When I was a morbidly obese schoolkid obsessed with sports but devoid of even the remotest physical skills or desire to engage competively, I instead chose to hit my “home runs” via the competition to read as many books in our public school library as possible. I quickly learned that the 796 section, back in the days of the Dewey Decimal System, was there the sports titles were. At least twice a week, I’d scour the card catalogue to see which new titles had come through.
At the time, basketball wasn’t as big a deal to me; my hovel was a baseball home first, a football home second and a domestic violence home third and beyond. I think I read Ted Williams’ MY TURN AT BAT, and Arnold Hano’s biography of Sandy Koufax at least twice, all in the name of scoring the four books necessary to hit a “home run” and get my name posted on the library’s bulletin board. In the league of obsessive readers, I was Babe Ruth, Hank Aaron and Tommie Agee rolled into one. But even I was growing bored, and frankly was getting tired of being beaten up by jealous classmates who saw me mount an insurmountable lead in the reading competition.

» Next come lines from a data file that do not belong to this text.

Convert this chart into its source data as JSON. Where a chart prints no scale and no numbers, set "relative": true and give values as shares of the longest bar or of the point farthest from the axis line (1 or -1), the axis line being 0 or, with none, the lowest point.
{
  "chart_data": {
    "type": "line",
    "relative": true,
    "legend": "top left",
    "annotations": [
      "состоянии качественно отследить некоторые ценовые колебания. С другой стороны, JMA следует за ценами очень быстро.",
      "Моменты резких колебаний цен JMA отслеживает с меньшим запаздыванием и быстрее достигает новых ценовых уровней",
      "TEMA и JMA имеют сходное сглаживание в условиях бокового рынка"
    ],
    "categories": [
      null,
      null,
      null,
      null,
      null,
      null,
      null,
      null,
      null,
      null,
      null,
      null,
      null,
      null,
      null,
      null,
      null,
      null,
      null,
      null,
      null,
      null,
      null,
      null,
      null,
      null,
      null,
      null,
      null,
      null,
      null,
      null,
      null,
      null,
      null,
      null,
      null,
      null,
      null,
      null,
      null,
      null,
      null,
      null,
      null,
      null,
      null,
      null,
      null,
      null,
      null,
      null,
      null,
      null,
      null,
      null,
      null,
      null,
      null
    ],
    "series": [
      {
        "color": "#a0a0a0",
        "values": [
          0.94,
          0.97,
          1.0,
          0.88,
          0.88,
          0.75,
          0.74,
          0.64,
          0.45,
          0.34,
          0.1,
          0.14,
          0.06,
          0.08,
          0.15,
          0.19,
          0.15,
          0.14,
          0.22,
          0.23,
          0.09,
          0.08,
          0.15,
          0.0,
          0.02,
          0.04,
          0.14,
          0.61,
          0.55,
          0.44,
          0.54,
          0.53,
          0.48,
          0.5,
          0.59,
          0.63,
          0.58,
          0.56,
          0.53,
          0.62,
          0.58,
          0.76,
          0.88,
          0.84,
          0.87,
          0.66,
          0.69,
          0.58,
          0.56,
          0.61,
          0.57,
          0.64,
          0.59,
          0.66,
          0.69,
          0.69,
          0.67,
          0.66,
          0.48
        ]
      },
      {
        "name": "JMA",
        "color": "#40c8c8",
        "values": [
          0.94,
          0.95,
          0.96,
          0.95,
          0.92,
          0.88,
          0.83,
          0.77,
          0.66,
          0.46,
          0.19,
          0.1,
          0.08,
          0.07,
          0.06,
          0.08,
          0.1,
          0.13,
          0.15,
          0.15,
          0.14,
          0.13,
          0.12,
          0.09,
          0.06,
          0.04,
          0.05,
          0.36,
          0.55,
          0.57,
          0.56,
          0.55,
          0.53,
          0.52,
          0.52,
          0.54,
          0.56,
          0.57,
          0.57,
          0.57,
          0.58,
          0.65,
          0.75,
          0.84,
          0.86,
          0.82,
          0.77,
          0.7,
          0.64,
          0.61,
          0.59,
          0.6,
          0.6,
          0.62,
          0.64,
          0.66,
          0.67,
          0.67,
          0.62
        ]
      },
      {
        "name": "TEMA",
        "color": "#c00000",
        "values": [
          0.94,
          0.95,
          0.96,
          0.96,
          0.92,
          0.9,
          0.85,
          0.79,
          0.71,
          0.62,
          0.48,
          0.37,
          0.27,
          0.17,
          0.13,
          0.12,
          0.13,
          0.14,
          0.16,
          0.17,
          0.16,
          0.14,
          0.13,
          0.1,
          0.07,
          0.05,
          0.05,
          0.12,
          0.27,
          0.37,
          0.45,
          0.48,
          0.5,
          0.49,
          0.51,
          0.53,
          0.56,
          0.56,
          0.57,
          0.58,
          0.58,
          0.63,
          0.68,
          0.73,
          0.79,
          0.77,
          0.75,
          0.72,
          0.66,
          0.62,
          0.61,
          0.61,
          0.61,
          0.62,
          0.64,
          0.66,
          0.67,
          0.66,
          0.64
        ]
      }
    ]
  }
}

So I took a break and vowed that until a new book came in, I wasn’t going to pad my total.
Then the biography of Bill Russell came in.
I was familiar with him because the first meaningful games I watched on TV turned out to be his last as a player-coach, the run to the 1968-69 title that took out the Los Angeles Lakers in seven thrilling games. If I recall correctly, the book had been written right after he had been named as Red Auerbach’s replacement and became the first Black head coach in not only the league’s history, but the first in the history of North American professional sports. And the first to win a championship.
I devoured that book in less than a day. I was amazed to learn he grew up in Oakland, a high school classmate of both Frank Robinson and Johnny Mathis. He won back-to-back NCAA championships with the University of San Francisco, hardly a school that when I discovered them was nationally prominent. I read how he was drafted by the St. Louis Hawks, who traded his rights to the Celtics before he played a minute. The Celtics were one of the least racially integrated franchises in a league dramatically different in pigmentation nearly 65 years ago than what it is today. For Russell to emerge as a hero, let alone the choice to break through the Negro (don’t chide me, that’s what it was called then) coaching barrier, he needed to excel at a level far beyond that of others.
You think 11 championships in 13 seasons was a strong enough resume to qualify?
Sure, there are nearly four times as many teams now as when Russell began. But that also means that the players that made up those teams were. as units, way better proportionately than many doormats of this era are. Russell merely emerged as the pre-eminent rebounder of all time, and almost always denied Wilt Chamberlain any post-season success, matching up often with him in playoffs. While Chamberlain set scoring and rebounding records in the regular season, Russell practically dominated the post-season. No wonder the league’s MVP trophy is named in his honor.
My more enduring memories of him were as a broadcaster, where he teamed with Chris Schenkel on ABC’s Sunday afternoon games in the ’70s, and later on CBS with Brent Musburger. Bill would rarely hold back on his opinions, and was particualrly outspoken about racial injustice. But no matter how inflammatory his statements could be, he’d inevitably hear or see something that would make him laugh. His CACKLE was hypnotic. His candor refreshing. His style inspiring.
When he attempted coaching comebacks in first Seattle and then Sacramento later in life he had little patience for the gamesmanship and childish antics that way too many talented players exhibited. When he’d leave, he’d be brutally honest about who treated him right and who wronged him, and encouraged countless others to do the same.
When Barack Obama awarded him the Presidential Medal of Freedom 11 years ago, is was a far more deserved honor in that case than, say, Rush Limbaugh.
As the tributes roll in today from all over the sports–no, the ENTIRE–world, I realize I am hardly someone who can honestly say I’d be immediately recognized as someone he influenced. But please believe that, as a player, coach, broadcaster, and human being, there’s nary a personality that impacted me more.
And now, at 88 years of age, but somehow still too soon, he’s a physical part of our past.
When you look up in the rafters of the Garden in Boston next year, you’ll see 23 retired numbers, in tiered rows on placards since there’s not enough room for that many jerseys. Russell’s is #6. I don’t think there’s anyone who has ever experienced him that would argue that, for eternity, he will be #1.